Mit Hilfe dieses Buches hat China Keitetsi gelernt, sich in einem neuen, selbstbestimmten Leben zurecht zu finden, einem Leben, aus dem dennoch die Angst nicht verschwunden ist. Im Traum erscheinen immer noch Gesichter befreundeter Kindersoldaten, die sich das Leben nahmen, die gefallen sind, Gesichter voller Verzweiflung. "Der Kampf, den ich heute führe, ist ein Kampf mit Worten. Alle Kinder sollen das Recht haben, in Unschuld aufzuwachsen. Kein Kind soll erleben müssen, das ich erlebt habe."
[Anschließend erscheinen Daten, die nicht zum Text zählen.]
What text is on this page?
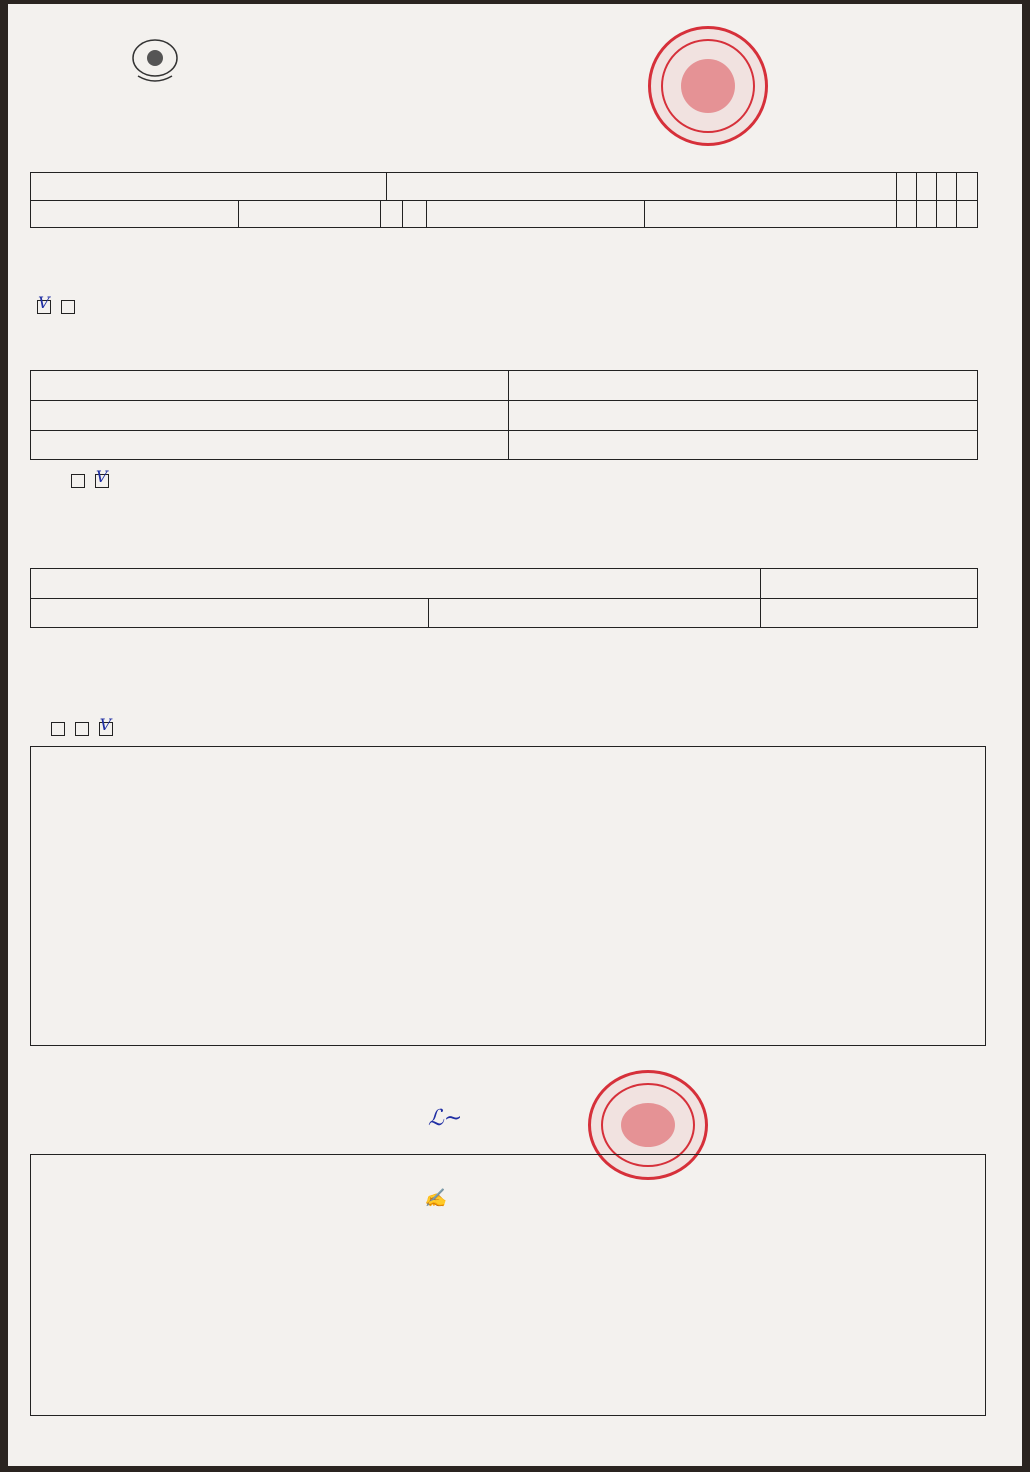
V

V

V
ℒ~
✍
Normalität gibt es nicht mehr

Es gibt schätzungsweise 300.000 Kindersoldaten. Und nur wenige überleben. Noch weniger können zu einem "normalen Leben" finden. Wie die Berichte der wenigen zeigen, die darüber schreiben, gibt es Normalität nicht mehr. Die Vergangenheit ist nie bewältigt, bekennt Ishmael Beah in einem Interview. "Der Alltag kann Dinge hochschwemmen. Ein scharfer Ton. Jemand, der schnell vorbeirennt. Etwas, das ich in einer Unterhaltung sage. Dann kommen die Bilder wieder.”

Ishmael Beah musste drei Jahre lang in Sierra Leone kämpfen. Unicef-Truppen haben ihn und seine Kameraden befreit. Damals erlebten sie das aber nicht als Befreiung, im Gegenteil, sie wüteten und schlugen um sich. Ihrer Meinung nach hatte man sie um das letzte gebracht, was sie noch hatten: ihre Ersatzfamilie, die Truppe. Heute lebt er in Brooklyn und arbeitet bei Human Rights Watch mit, im Komitee, das sich für die Rechte der Kinder einsetzt.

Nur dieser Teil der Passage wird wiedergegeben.